5. Die neue Vertragslösung
Banken und Sparkassen entwickeln nun Ideen, wie sie die Zustimmung der Kunden zu neuen Vertrags- und Gebührenmodellen gewinnen können. So hat die Postbank allen Kunden, die den geänderten Vertragsbedingungen nicht ausdrücklich zugestimmt haben, das Vertragsverhältnis zum nächstmöglichen Zeitpunkt gekündigt.
Im gleichen Schreiben wurde den Kunden der Abschluss eines neuen Girovertrages zu den aktuellen Konditionen angeboten und dies mit dem Hinweis verbunden, dass eine Nutzung des Kontos ab dem der Kündigung folgenden Tag als Annahme des Angebots auf Abschluss eines neuen Girovertrages zu verstehen sei.

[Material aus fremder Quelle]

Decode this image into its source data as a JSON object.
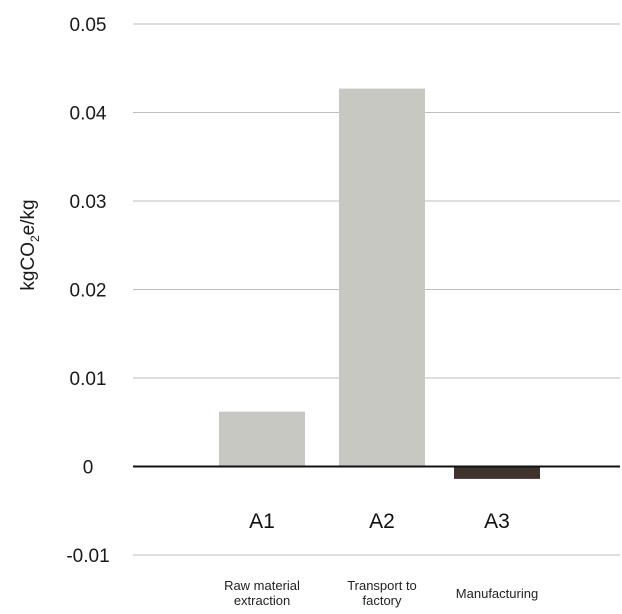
{
  "chart_data": {
    "type": "bar",
    "title": "",
    "xlabel": "",
    "ylabel": {
      "prefix": "kgCO",
      "subscript": "2",
      "suffix": "e/kg"
    },
    "ylim": [
      -0.01,
      0.05
    ],
    "yticks": [
      0.05,
      0.04,
      0.03,
      0.02,
      0.01,
      0,
      -0.01
    ],
    "ytick_labels": [
      "0.05",
      "0.04",
      "0.03",
      "0.02",
      "0.01",
      "0",
      "-0.01"
    ],
    "grid": true,
    "categories": [
      {
        "code": "A1",
        "label": [
          "Raw material",
          "extraction"
        ]
      },
      {
        "code": "A2",
        "label": [
          "Transport to",
          "factory"
        ]
      },
      {
        "code": "A3",
        "label": [
          "Manufacturing"
        ]
      }
    ],
    "values": [
      0.0062,
      0.0427,
      -0.0014
    ],
    "colors": {
      "positive": "#c7c8c2",
      "negative": "#3f332d",
      "grid": "#bdbdbd",
      "zero_line": "#111111"
    }
  }
}
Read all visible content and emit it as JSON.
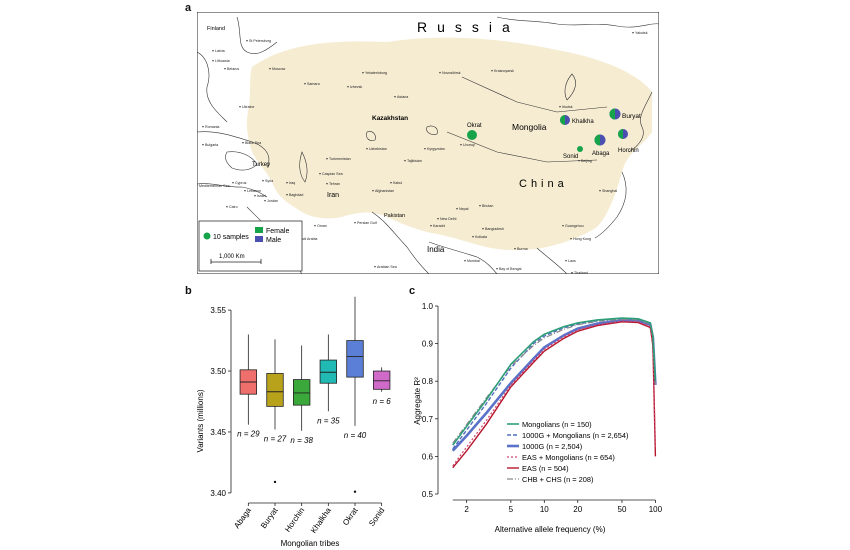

Wie bereits vorstehend dargelegt lässt die fortgesetzte Kontonutzung durch den Kunden aber grundsätzlich keinen objektiven Rechtsbindungswillen erkennen, ein Änderungsangebot anzunehmen. Bei dem neuen, mittlerweile als „Postbank-Modell“ bezeichneten Verfahren verhält es sich jedoch anders, da mit dem Eintritt der Kündigungswirkung das bisherige Kontoverhältnis aufgelöst wird, sodass ab diesem Zeitpunkt das bisherige Recht des Kunden zur Kontonutzung entfällt. Zudem weiß der Kunde nun, dass seine Zustimmung von einem aktiven Verhalten und nicht nur von seinem Schweigen abhängig ist.
Problematisch erscheint dabei jedoch die Regelung in § 312a Abs. 3 BGB. Danach muss eine Vereinbarung in einem Verbrauchervertrag, die auf eine über das vereinbarte Entgelt für die Hauptleistung hinausgehende Zahlung gerichtet ist, ausdrücklich erfolgen. Der hier angenommene Vertragsschluss durch konkludentes Verhalten stellt jedoch gerade das Gegenteil einer ausdrücklichen Vereinbarung dar.
Ob das „Postbank-Modell“ vor diesem Hintergrund eine tragfähige Lösung darstellt, bleibt abzuwarten. Auch dazu werden die Gerichte sicher bemüht werden.